Battered by Storm, but Still Growing

This morning I’m tired and feeling lost. The grief process, as I found out last year when my husband lost his father, is long and complicated, and there are some days when I don’t know if I’m going to make it through. Of course, I don’t know what the other option is — mental institution? going on strike? free pass from the Powers That Be? — so I keep plugging.

This reminds me, as so many things do, of knitting. I love so many things about our craft — texture, color, the meditative state I occasionally pass through while penduluming from ‘I love this pattern so freaking much!’ to ‘This sweater is what is wrong with America today’ — but what stands out for me, many days, is the fact that it reminds me about faith.

Lots of knitting techniques look improbable, even insane, on paper, and not being a very visual person I often can’t picture what the instructions I’m following will end up doing. Excellent example: turning the heel of a sock. I don’t have to know how the heel turn works in order to do it. I just have to follow the instructions, line by line, and if the pattern writer and my own fickle skills are in my corner, I will end up with a nice turned heel (and, every time, I feel enormously clever because of it). Magic!

Inexplicably Still Alive

Unexpectedly Hanging In There

And so it is with life. I don’t know how it works — I don’t know the plan, or even if there is a plan, but if I just keep following the instructions (wake up, take shower, water dying aloe plants and inexplicably thriving wildflower pot, go to work unless weekend…) I will get somewhere. I have to do the footwork, but things do change — time keeps moving, the universe heals us, we reach out and help one another as we trudge the path — and I learn something (often grudgingly, it must be admitted) as we go.

I had an acting professor in college who took us through Sense Memory exercises every week. When we got distracted, he’d tell us just to recognize the distraction and move past it: “Acknowledge, and Press On,” he’d intone, making precise but traffic-cop-esque gestures.

So it is. Today, I acknowledge and press on through problems large and small: my mother’s death, my fear that I have killed her plants, an enormous project at work that seems to expand with every milestone I reach, various worries, a CPH with a small error, my very real desire to lie on the floor and sleep for about a million years.

Cabling Past the Error

Cabling Past the Error

But what can you do? You turn the heel with the instructions you’ve got, even if you don’t know how they’re going to work, even if you know something isn’t quite right about the stitch count they’re giving you at the end of every row.

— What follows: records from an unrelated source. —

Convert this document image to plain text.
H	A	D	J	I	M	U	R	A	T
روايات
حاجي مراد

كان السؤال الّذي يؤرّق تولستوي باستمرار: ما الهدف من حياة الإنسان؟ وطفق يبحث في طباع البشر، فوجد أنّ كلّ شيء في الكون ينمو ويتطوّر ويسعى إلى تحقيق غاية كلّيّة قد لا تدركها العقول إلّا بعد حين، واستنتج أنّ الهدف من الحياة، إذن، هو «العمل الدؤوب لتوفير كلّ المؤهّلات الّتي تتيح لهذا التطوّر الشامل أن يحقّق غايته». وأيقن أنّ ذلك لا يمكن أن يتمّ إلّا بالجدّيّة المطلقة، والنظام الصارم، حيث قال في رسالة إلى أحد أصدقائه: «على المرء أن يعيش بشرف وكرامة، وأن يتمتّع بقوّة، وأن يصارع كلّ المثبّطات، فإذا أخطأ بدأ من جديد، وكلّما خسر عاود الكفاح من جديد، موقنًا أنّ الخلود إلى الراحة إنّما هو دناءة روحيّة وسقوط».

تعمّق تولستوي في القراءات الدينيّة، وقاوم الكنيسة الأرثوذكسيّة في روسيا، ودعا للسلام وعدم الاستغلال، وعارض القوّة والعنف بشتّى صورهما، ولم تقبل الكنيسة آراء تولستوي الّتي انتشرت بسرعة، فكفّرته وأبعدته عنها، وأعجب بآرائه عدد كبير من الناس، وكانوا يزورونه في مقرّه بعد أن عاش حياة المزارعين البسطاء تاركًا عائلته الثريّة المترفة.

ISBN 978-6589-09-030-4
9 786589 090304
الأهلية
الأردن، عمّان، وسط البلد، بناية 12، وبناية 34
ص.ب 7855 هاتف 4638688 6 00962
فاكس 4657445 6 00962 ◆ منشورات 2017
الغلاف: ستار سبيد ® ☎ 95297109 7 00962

And sometimes, if you’re very good, you’re rewarded with candy cane custard.

Today I’m off to work, to talk to a landscaper about our insane yard, and to Springwater Fiber Workshop for their closing sale. I can’t believe Springwater is going away, but it seems it really is this time.

My friend Elisa and I were actually slated to redo their website this summer, and I’ve asked the folks I know there whether anything can be done to save the place, but it looks like not this time, not in its current form. I’ll post more after I visit this afternoon.